Recently we all got a good laugh out of a Newsweek article, “Hype Alert: Why Cyberspace Isn’t, And Never Will Be, Nirvana,” written in 1995 by the otherwise brilliant Clifford Stoll. Even Stoll himself seemed to get a bit of a laugh out of it after Three Word Chant disinterred it and Boing Boing broadcast it to its worldwide audience. But I am going to jump to his defense.
Many moons ago, I read Stoll’s The Cuckoo’s Egg, the story of how he hunted a “spy” who tried to sell intelligence gained by exploiting security gaps in internetworked computers to the KGB. (The story of this “spy,” Markus Hess, is told in the excellent film 23.) Being a geek, I loved Stoll’s book, so I decided to read everything else by him that I could get my hands on. My local library had Silicon Snake Oil, his 1996 book that elaborates his argument in the Newsweek article. True, there are passages in the book which are just embarrassing with 20/20 hindsight. For instance, Stoll argues in the book that email communication is undependable and that postcards reach their recipients more quickly and reliably. He gives an account of an experiment he undertook to prove this to boot. Despite inherent weaknesses of email communication, this is of course utter nonsense.
But the main point of the book is the hype alert: technology cannot solve all our problems. Writing in the mid-1990s, Stoll was not only responding to the triumphalist information superhighway cant spurred on by then-Vice President Al Gore, but also to changing attitudes toward basic social goods like education. The idea that these goods should be provided in noncommodified form had been taking a beating for well over a decade at this point, but it took Clinton and Gore and their Democratic Leadership Council goons and other purportedly apolitical policy wonks to really transform the mindset across the political spectrum.
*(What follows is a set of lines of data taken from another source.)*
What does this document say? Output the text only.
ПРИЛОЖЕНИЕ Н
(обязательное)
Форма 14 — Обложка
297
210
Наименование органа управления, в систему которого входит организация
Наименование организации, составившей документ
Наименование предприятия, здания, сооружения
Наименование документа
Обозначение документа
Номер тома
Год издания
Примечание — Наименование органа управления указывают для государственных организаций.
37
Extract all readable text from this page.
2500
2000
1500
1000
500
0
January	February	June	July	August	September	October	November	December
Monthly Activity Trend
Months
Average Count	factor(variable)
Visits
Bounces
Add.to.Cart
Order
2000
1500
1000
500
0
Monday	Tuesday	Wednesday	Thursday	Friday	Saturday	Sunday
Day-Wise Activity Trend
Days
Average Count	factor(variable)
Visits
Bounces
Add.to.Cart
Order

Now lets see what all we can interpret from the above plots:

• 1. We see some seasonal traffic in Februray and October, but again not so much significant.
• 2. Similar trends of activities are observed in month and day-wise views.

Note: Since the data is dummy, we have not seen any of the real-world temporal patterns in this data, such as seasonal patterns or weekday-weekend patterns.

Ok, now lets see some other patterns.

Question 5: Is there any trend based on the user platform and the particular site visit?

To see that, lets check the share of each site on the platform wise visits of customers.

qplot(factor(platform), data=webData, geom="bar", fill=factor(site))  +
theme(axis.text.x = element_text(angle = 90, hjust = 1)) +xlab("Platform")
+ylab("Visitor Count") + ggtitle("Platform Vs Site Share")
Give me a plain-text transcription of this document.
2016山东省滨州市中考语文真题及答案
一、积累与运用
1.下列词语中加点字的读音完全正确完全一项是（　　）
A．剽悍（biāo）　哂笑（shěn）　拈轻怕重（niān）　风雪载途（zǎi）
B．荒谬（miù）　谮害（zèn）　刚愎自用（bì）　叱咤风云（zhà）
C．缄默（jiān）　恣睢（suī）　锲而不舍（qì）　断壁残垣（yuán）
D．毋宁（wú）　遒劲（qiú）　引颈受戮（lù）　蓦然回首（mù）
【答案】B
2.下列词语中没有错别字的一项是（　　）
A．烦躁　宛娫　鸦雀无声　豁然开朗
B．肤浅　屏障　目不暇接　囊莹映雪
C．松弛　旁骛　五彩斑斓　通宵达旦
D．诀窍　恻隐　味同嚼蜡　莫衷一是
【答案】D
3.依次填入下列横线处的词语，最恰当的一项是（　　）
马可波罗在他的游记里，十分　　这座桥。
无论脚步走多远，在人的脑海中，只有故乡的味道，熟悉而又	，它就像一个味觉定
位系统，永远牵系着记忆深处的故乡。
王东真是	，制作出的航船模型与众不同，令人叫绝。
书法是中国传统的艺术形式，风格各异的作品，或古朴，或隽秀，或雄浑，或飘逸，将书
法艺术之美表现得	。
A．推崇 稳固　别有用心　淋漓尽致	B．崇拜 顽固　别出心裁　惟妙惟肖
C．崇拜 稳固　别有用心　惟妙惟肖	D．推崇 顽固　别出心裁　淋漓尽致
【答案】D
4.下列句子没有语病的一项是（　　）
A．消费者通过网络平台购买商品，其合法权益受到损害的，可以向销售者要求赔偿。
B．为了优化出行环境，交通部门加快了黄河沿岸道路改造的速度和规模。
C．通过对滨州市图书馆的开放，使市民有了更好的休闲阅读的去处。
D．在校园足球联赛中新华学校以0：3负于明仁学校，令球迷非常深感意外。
Let’s call this the rise of wonkism. (Not coincidentally, the term “policy wonk” became an established part of the political vocabulary with the ascendancy of Clinton and Gore, making the front page of The New York Times for the first time in July 1992.) After the rise and triumph of the wonkists, the salient questions of public debate were rarely questions of politics—that is, of how the general set-up could and should be formed—but of policy, of how to solve problems within the given set-up. Derided now as “ideology,” wonkists regarded big questions as passé in the post-ideological age that the 1990s heralded. Instead, they valued the technical fix. A slightly different way to put this is that U.S. society transformed from a society of discipline into a society of control.
But what does all this have to do with Cliff Stoll? Stoll, in railing against “interactive libraries,” “multimedia classrooms” and “electronic town meetings,” insists that the technical fix will not save civic institutions, least of all schools. “Who needs teachers when you’ve got computer-aided education? Bah.” Curmudgeonly? Sure. But what has the last decade or so taught us? The technical fix, not so much in the shape of multimedia classrooms but as incessant standardized testing, really did zilch to save public education. On the contrary, it just exacerbated the crisis. In fact, the chief architect of this technocratic indicator-based policy now argues against it. Perhaps hiring more teachers and training them well would have been a better use for all that money than shiny new technology. And at the end of the day, that was Cliff Stoll’s point.
We should not be too smug. Sure, e-books are a reality, contra Stoll’s 1995 claim, as are virtual communities, useful reference sites, and more. But a little negative thinking, skepticism and, frankly, curmudgeonliness is needed in face of triumphalist proclamations that technological innovation suffices to build a good society and a more just world. Not just in the naïve post-cold war 1990s, but to this very day.